In einer exemplarischen Untersuchung des Wandels der Agrarstruktur im Kanton Zürich in der zweiten Hälfte des 18. Jahrhunderts geht Peter Rásonyi der Frage nach der Entstehung von wirtschaftlich erfolgreichen Institutionen nach. Dabei gilt sein vorrangiges Interesse der Auflösung der Dreizelgenwirtschaft als einem wesentlichen Teilprozess der Agrarmodernisierung. Mit der Benennung der treibenden Kräfte und der maßgeblichen Widerstände innerhalb dieses Prozesses will Rásonyi den Entwicklungsablauf klären. Seine Darstellung stützt er - abgesehen von eigenen Auswertungen des Aktenmaterials der Züricher Naturforschenden Gesellschaft - im Wesentlichen auf bereits vorliegende Literatur, deren Ergebnisse er aus der Sicht des Wirtschaftswissenschaftlers diskutiert.

Das der eigentlichen Darstellung vorangestellte theoretische Kapitel ist dementsprechend umfangreich. Es klärt den Leser über die "neue Institutionenökonomie" auf, die mit einem anderen Institutionenbegriff als dem umgangssprachlich gebräuchlichen arbeitet: Als Institutionen werden Regeln im weitesten Sinne verstanden, die menschliches Verhalten in allen Situationen einschränken und als Produkt menschlicher Konstruktion Veränderungen unterliegen. Rásonyis Lehrer Hansjörg Siegenthaler unterscheidet drei Formen: internalisierte Zwänge, informelle gesellschaftliche Normen und staatlich festgeschriebenes und durchgesetztes Recht. Die letztgenannte Kategorie, insbesondere das Eigentumsrecht, steht in Rásonyis Untersuchung im Vordergrund.

Institutionen bilden die Basis für die Einschätzung der Folgen der Handlungsentscheidungen von Akteuren. Die Zukunft wird somit trotz fortbestehender Unsicherheitsfaktoren strukturiert. Konkret bedeutet das für die Institution des Eigentumsrechtes, dass Akteure sich über das Fortbestehen ihres Besitzes oder über die Kosten zu seiner Verteidigung ein Bild machen können und somit die Bandbreite zukünftiger Entwicklungen reduziert wird.

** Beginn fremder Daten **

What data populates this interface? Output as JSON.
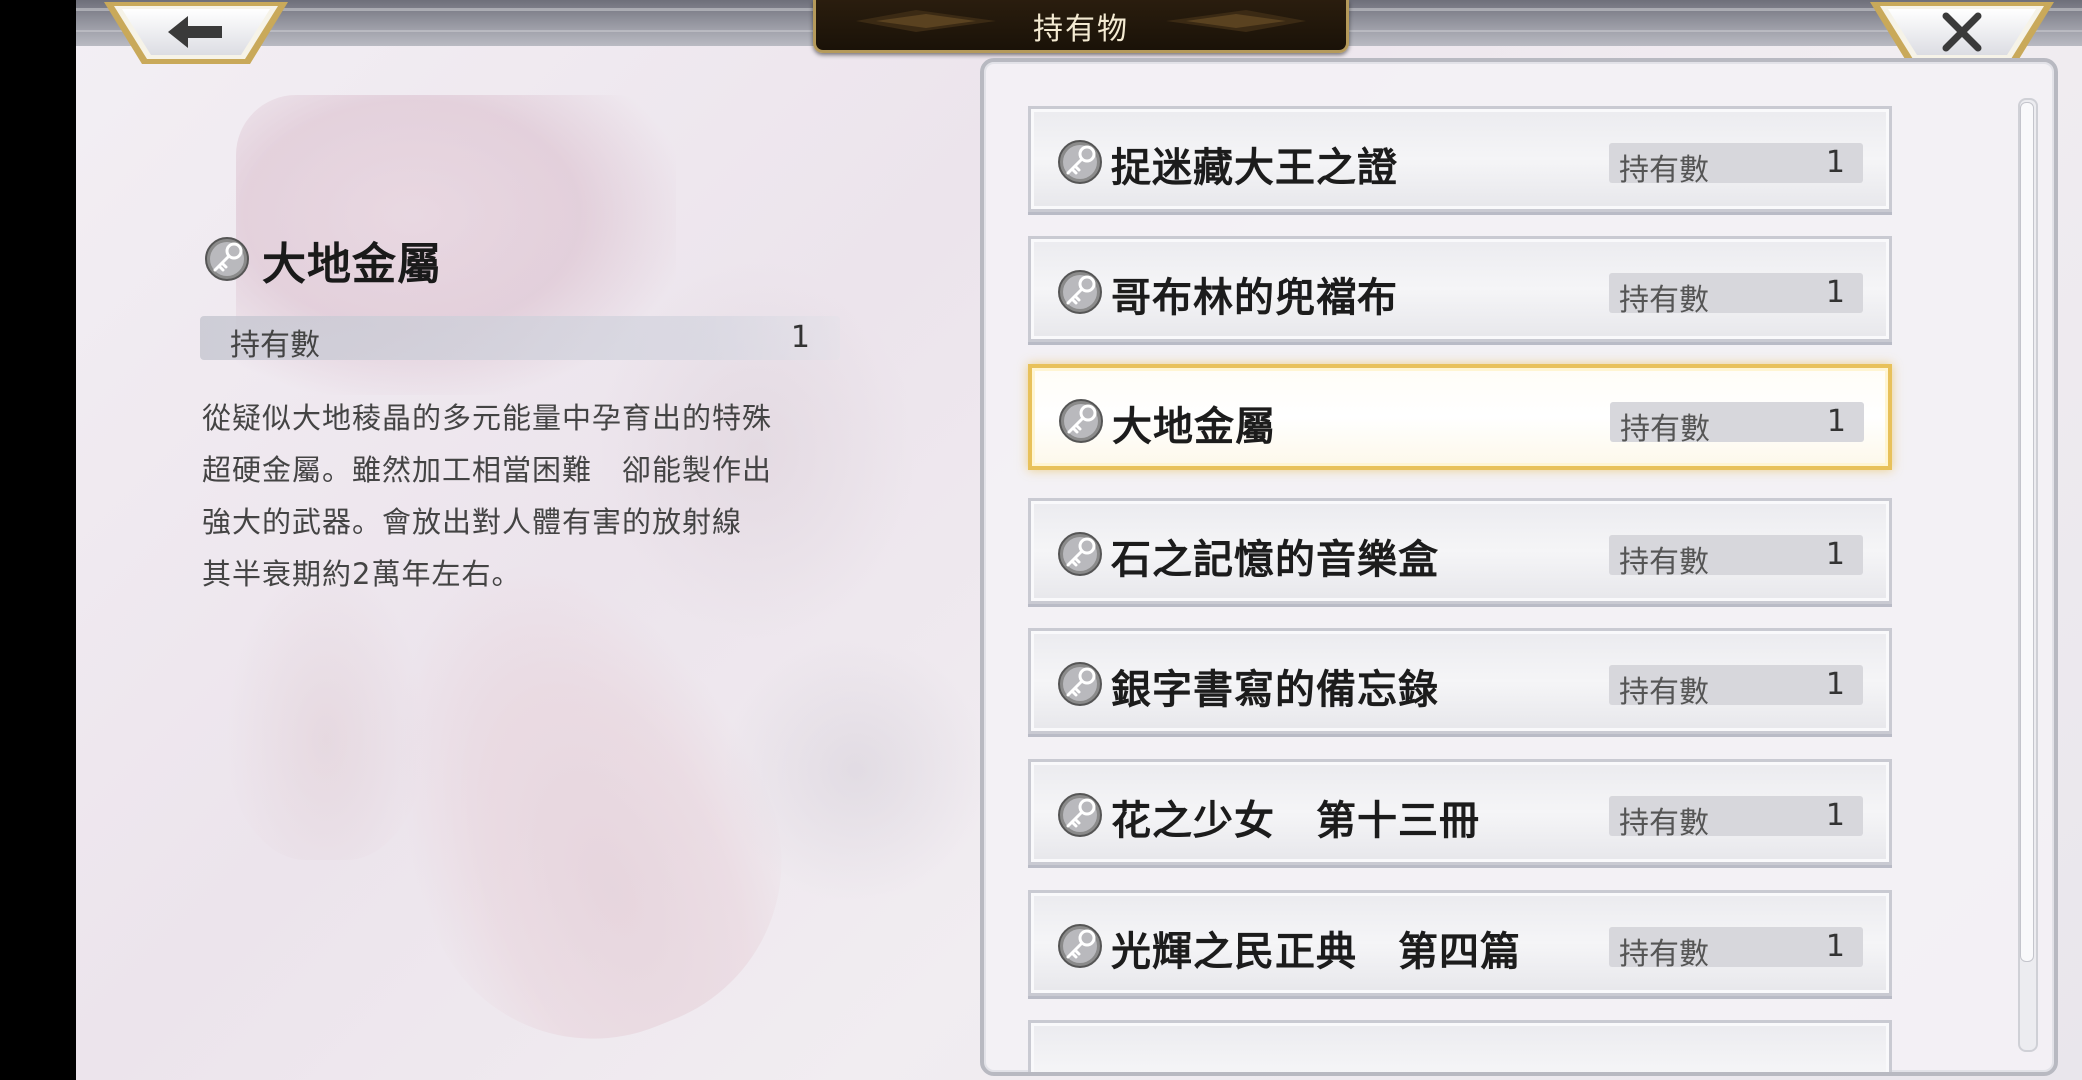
{
  "header": {
    "title": "持有物",
    "back_icon": "arrow-left-icon",
    "close_icon": "close-icon"
  },
  "detail": {
    "name": "大地金屬",
    "icon": "key-icon",
    "count_label": "持有數",
    "count_value": "1",
    "description_lines": [
      "從疑似大地稜晶的多元能量中孕育出的特殊",
      "超硬金屬。雖然加工相當困難　卻能製作出",
      "強大的武器。會放出對人體有害的放射線",
      "其半衰期約2萬年左右。"
    ]
  },
  "list": {
    "items": [
      {
        "name": "捉迷藏大王之證",
        "count_label": "持有數",
        "count": "1",
        "icon": "key-icon",
        "selected": false
      },
      {
        "name": "哥布林的兜襠布",
        "count_label": "持有數",
        "count": "1",
        "icon": "key-icon",
        "selected": false
      },
      {
        "name": "大地金屬",
        "count_label": "持有數",
        "count": "1",
        "icon": "key-icon",
        "selected": true
      },
      {
        "name": "石之記憶的音樂盒",
        "count_label": "持有數",
        "count": "1",
        "icon": "key-icon",
        "selected": false
      },
      {
        "name": "銀字書寫的備忘錄",
        "count_label": "持有數",
        "count": "1",
        "icon": "key-icon",
        "selected": false
      },
      {
        "name": "花之少女　第十三冊",
        "count_label": "持有數",
        "count": "1",
        "icon": "key-icon",
        "selected": false
      },
      {
        "name": "光輝之民正典　第四篇",
        "count_label": "持有數",
        "count": "1",
        "icon": "key-icon",
        "selected": false
      }
    ]
  },
  "colors": {
    "selected_border": "#e8c15a",
    "title_plate": "#1a1208",
    "title_text": "#f4ead2"
  }
}
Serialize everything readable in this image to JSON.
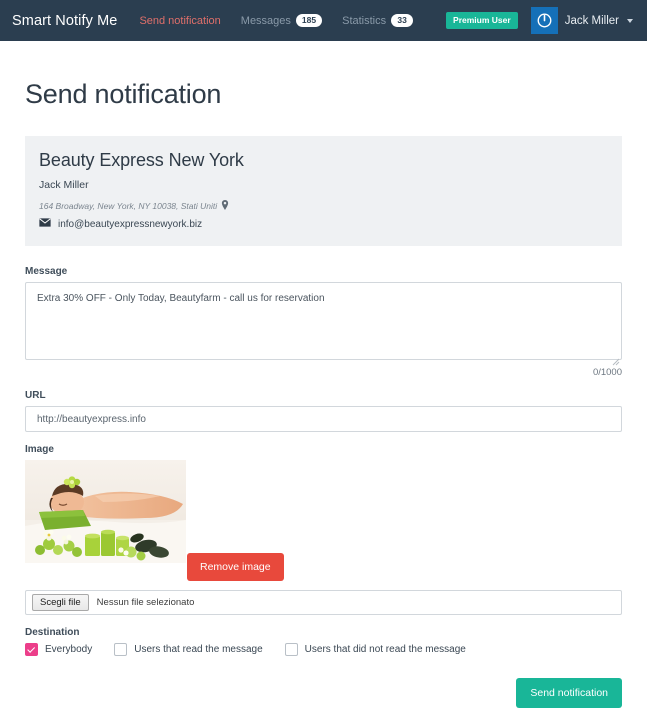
{
  "navbar": {
    "brand": "Smart Notify Me",
    "links": [
      {
        "label": "Send notification",
        "badge": "",
        "active": true
      },
      {
        "label": "Messages",
        "badge": "185",
        "active": false
      },
      {
        "label": "Statistics",
        "badge": "33",
        "active": false
      }
    ],
    "premium_label": "Premium User",
    "user_name": "Jack Miller",
    "avatar_icon": "power-icon",
    "caret_icon": "chevron-down-icon",
    "colors": {
      "background": "#2b3e50",
      "active_link": "#df6f6a",
      "premium": "#19b698",
      "avatar": "#1570b8"
    }
  },
  "page": {
    "title": "Send notification"
  },
  "business": {
    "name": "Beauty Express New York",
    "owner": "Jack Miller",
    "address": "164 Broadway, New York, NY 10038, Stati Uniti",
    "address_icon": "map-pin-icon",
    "email": "info@beautyexpressnewyork.biz",
    "email_icon": "envelope-icon"
  },
  "form": {
    "message": {
      "label": "Message",
      "value": "Extra 30% OFF - Only Today, Beautyfarm - call us for reservation",
      "placeholder": "",
      "counter": "0/1000"
    },
    "url": {
      "label": "URL",
      "value": "http://beautyexpress.info",
      "placeholder": ""
    },
    "image": {
      "label": "Image",
      "remove_label": "Remove image",
      "alt": "spa massage preview"
    },
    "file": {
      "choose_label": "Scegli file",
      "status": "Nessun file selezionato"
    },
    "destination": {
      "label": "Destination",
      "options": [
        {
          "label": "Everybody",
          "checked": true
        },
        {
          "label": "Users that read the message",
          "checked": false
        },
        {
          "label": "Users that did not read the message",
          "checked": false
        }
      ]
    },
    "submit_label": "Send notification"
  },
  "colors": {
    "remove_button": "#e8493c",
    "send_button": "#19b698",
    "checkbox_checked": "#ec3e8a",
    "panel_bg": "#eff1f3"
  }
}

Rásonyi will aber auch die durch informelle soziale und internalisierte Zwänge sanktionierten Regeln, die die staatlichen Regeln ergänzen, berücksichtigen. In der evolutorischen Theorie sieht er die Forderungen, die er an eine Theorie des Institutionenwandels stellt, erfüllt: Sie soll dynamisch sein, das heißt dem Wandel der Voraussetzungen individuellen Verhaltens nachgehen, die historischen Entwicklungen der Institutionen im Auge behalten (Pfadabhängigkeit) und die Neuerungen in den Entwicklungsprozessen erklären. In dieser Theorietradition werden Modelle eines Variations- und Selektionsprozesses erstellt, mit deren Hilfe zwar Verhalten nicht vorhergesagt, aber ausscheidende Handlungsoptionen benannt werden können.

Mit dem Angebot-Nachfrage-Ansatz als drittem Teil seiner theoretischen Konstruktion geht Rásonyi unter anderem der Frage nach den Interessen nach, die zur Veränderung von Institutionen führen. Da individuelle Interessenwahrnehmung und wirtschaftliche Entscheidungen von mentalen und somit von kulturellen und sozialen Faktoren abhängig sind, kann individuelles Entscheidungsverhalten durch Veränderungen der kulturellen Grundlagen modifiziert werden.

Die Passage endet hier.